Das Dollarimperium wackelt bedenklich

von Gerhard Spannbauer (krisenvorsorge)

Die Pläne Russlands und anderer Großmächte wie China zu einer multipolaren, nicht mehr von den USA dominierten Wirtschaftsordnung nehmen Gestalt an. Immer mehr Staatschefs denken laut darüber nach, den Öl-, Erdgas- und Rohstoffhandel in anderen Währungen als dem Dollar abzuwickeln und ganz allgemein auch mal etwas ohne Erlaubnis aus Washington zu entscheiden. So selbstverständlich und gerechtfertigt solche Anliegen scheinen, so gefährlich sind sie. Der Letzte, der seine Leistungen auch ohne Rücksprache mit Uncle Sam anbieten und sogar “Fremdwährungen” annehmen wollte, war zum Glück nur ein kleiner Fisch: Saddam Hussein. Bei dem fiel es nicht weiter auf, dass er öfter mal wie in der Vorher-Nachher-Show zwischen dickem Geschäftskumpel und Todfeind Nr. 1 wechselte, je nachdem ob der Dollar gerade mal wieder unter Druck geriet und ein neuer Krieg her musste. Jetzt ist da ein Putin, der zwar immer schon ein böser Russe, doch nicht so einfach zu entsorgen ist.

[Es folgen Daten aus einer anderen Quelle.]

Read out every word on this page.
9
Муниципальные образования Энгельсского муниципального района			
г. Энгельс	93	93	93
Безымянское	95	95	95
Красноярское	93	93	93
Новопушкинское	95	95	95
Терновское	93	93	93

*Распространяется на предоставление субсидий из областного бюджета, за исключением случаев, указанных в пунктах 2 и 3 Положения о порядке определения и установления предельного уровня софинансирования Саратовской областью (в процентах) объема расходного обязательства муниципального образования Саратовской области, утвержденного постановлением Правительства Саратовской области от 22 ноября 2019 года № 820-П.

Russland und China sind seit längerem dabei, ihren internationalen Handel vom Dollar zu entkoppeln. Die lächerlichen Sanktionsdrohungen des Nordatlantikbündnisses werden wohl vor allem Russland bei diesen Bemühungen beflügeln. Beim Verkaufs von Erdöl und Erdgas an die BRICS-Partner will man künftig deren Währungen akzeptieren. Je größer der Anteil des Welthandels, der nicht in US$ abgewickelt wird, desto geringer fällt die globale US$-Nachfrage aus, wodurch die einzige wirklich substanzielle Stütze des Dollarkurses erodiert. Ein abrupt fallender Dollarkurs wiederum hätte eine weiter forcierte Verarmung der US-Bevölkerung und schwere Turbulenzen auf den meisten globalen (Finanz)Märkten zur Folge. Sehr wahrscheinlich ist dann auch ein Ausbruch der Edelmetallpreise.

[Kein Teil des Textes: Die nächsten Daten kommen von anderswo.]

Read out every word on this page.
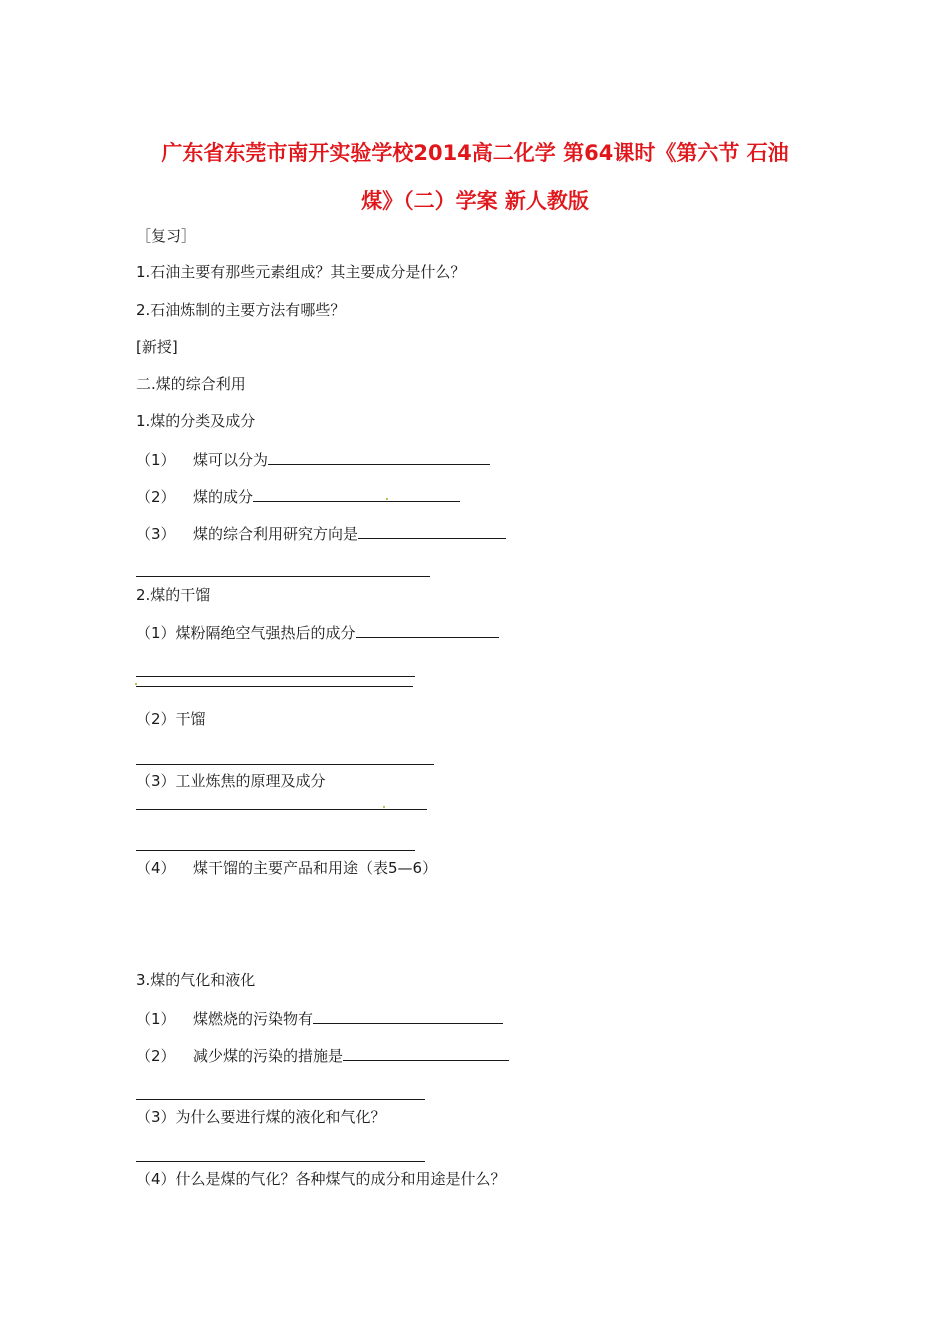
广东省东莞市南开实验学校2014高二化学 第64课时《第六节 石油
煤》（二）学案 新人教版
［复习］
1.石油主要有那些元素组成？其主要成分是什么？
2.石油炼制的主要方法有哪些？
[新授]
二.煤的综合利用
1.煤的分类及成分
（1） 煤可以分为
（2） 煤的成分
（3） 煤的综合利用研究方向是
2.煤的干馏
（1）煤粉隔绝空气强热后的成分
（2）干馏
（3）工业炼焦的原理及成分
（4） 煤干馏的主要产品和用途（表5—6）
3.煤的气化和液化
（1） 煤燃烧的污染物有
（2） 减少煤的污染的措施是
（3）为什么要进行煤的液化和气化？
（4）什么是煤的气化？各种煤气的成分和用途是什么？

In der Ukraine haben die USA und ihre Nato-Verbündeten binnen kürzester Zeit eine aus dem Ruder laufende Zersplitterung heraufbeschworen, die – ähnlich wie das Fiasko im Irak – die geplante Inbesitznahme der Landesressourcen massiv erschweren oder unmöglich machen dürfte. Eine friedliche Beilegung der Interessenskonflikte wird allein wegen des zunehmenden Grades an Chaos immer schwieriger. Nicht dass das eine Entschuldigung für ein Hineinschlittern in den Krieg wäre: das hätte man aus reichlicher Erfahrung auch vorher wissen können.

So wie es momentan aussieht, hat Europa genügend Standkraft, sich von den “Partnern” aus Washington nicht für einen solchen Krieg vor den Karren spannen zu lassen. Auch hier könnte es bald zu einer Nagelprobe kommen, in der es zwischen USA und Europa nur noch die Wahl zwischen Freund oder Feind gibt – ohne Zwischentöne. Sollte sich Europa dann tatsächlich abwenden, weil man hier bemerkt, dass aus Russland und China einfach die besseren Angebote kommen und diese Partner auch ohne Erpressung verhandeln können, wird die Luft für den Hegemonen wirklich dünn. Wenn Amerika dann mit dem Rücken zur Wand steht, so behaupten einige, dann besteht durchaus die Gefahr, dass Russland zu einer XXL-Ausgabe des Irak werden könnte, sozusagen die letzte Schlacht, an der sich das wankende Imperium final die Zähne ausbeisst. Auch wenn sich das nur die Wenigsten unter einer Obama-Administration vorstellen können. Ob sie übertreiben ist ungewiss, doch es ist nicht von der Hand zu weisen dass die USA unter genügend hohem Druck stehen, um sich in einem schwachen Moment zu noch größeren Dummheiten als den Irakkriegen verleiten zu lassen.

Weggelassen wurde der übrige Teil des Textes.